Legislative bill overview

LD 2119 expands reimbursement coverage for paramedics and emergency medical services to treat patients at home rather than transporting them to hospitals, and allows paramedics to direct patients to alternative care facilities when appropriate. The bill aims to reduce unnecessary emergency department visits while maintaining patient safety through expanded "treatment in place" and "community paramedicine" programs.

Why is this important

Healthcare costs are driven significantly by preventable emergency department visits for non-critical conditions that could be managed in the community. This bill addresses workforce strain on hospitals and emergency departments while potentially improving access to care for rural areas with limited hospital resources.
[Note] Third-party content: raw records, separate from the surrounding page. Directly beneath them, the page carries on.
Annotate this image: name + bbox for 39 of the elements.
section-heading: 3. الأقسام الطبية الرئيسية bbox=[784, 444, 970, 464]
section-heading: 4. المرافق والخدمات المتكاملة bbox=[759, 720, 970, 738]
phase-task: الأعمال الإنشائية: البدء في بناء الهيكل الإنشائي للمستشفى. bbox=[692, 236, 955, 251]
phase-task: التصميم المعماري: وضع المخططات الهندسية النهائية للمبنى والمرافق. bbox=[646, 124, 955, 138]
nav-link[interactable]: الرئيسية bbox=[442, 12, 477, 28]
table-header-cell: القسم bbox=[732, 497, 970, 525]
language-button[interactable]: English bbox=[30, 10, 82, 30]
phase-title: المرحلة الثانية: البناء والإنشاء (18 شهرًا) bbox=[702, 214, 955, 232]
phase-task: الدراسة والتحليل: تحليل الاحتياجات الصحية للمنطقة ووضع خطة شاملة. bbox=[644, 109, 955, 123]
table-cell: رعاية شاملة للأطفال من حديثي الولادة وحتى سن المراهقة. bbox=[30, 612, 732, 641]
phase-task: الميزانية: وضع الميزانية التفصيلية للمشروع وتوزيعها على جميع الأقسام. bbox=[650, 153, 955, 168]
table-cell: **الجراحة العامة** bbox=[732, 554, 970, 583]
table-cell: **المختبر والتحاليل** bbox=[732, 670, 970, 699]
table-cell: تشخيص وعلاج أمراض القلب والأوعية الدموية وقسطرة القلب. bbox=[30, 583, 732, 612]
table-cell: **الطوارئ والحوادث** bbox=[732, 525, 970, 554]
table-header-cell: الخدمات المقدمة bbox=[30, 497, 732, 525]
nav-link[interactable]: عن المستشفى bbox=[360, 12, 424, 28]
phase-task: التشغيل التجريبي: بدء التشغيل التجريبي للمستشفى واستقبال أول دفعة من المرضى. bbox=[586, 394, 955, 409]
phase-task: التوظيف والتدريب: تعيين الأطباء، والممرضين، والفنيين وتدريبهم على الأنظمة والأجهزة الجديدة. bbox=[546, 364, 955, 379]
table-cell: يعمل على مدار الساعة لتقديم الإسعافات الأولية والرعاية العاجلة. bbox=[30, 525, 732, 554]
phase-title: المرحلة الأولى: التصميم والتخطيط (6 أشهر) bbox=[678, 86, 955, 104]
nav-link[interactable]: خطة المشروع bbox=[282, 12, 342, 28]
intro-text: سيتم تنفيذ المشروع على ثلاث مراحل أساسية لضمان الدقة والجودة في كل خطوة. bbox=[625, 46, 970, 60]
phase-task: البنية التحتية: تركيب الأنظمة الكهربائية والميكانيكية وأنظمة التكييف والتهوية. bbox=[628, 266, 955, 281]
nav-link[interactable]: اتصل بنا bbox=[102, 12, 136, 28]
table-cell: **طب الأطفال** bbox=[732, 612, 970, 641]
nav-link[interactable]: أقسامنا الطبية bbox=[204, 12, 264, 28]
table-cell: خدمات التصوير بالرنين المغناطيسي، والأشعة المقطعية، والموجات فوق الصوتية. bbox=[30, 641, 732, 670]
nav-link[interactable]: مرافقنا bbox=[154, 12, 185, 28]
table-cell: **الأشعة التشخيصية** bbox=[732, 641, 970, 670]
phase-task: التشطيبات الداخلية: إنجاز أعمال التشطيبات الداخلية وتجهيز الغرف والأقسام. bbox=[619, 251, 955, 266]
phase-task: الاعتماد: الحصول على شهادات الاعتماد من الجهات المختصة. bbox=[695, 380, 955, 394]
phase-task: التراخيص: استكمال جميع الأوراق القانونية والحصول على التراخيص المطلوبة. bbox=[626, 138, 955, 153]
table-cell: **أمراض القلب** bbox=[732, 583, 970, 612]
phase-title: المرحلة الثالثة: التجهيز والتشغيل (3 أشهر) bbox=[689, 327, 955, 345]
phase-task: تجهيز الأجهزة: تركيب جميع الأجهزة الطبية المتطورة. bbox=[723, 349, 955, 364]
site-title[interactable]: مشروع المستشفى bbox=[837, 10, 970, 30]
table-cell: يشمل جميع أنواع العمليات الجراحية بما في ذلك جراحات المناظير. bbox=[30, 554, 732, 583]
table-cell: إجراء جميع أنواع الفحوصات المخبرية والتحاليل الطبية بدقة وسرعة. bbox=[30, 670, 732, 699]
It also reflects a broader trend toward value-based care that prioritizes appropriate care settings.

Potential points of contention

  • Insurance reimbursement rates: Unclear whether reimbursement levels will be adequate for EMS providers to sustain these programs, potentially limiting implementation across Maine
  • Patient safety concerns: Risk that undertrained or under-equipped paramedics might misdiagnose conditions requiring hospital care, leading to adverse outcomes
  • Rural vs. urban equity: Programs may be easier to implement in urban areas with multiple alternative care facilities, potentially widening disparities in rural regions
  • Liability and scope of practice: Expanded paramedic authority requires clear protocols; ambiguity could create legal exposure for EMS agencies and providers

Compiled from official sources — confirm details with the bill’s official record.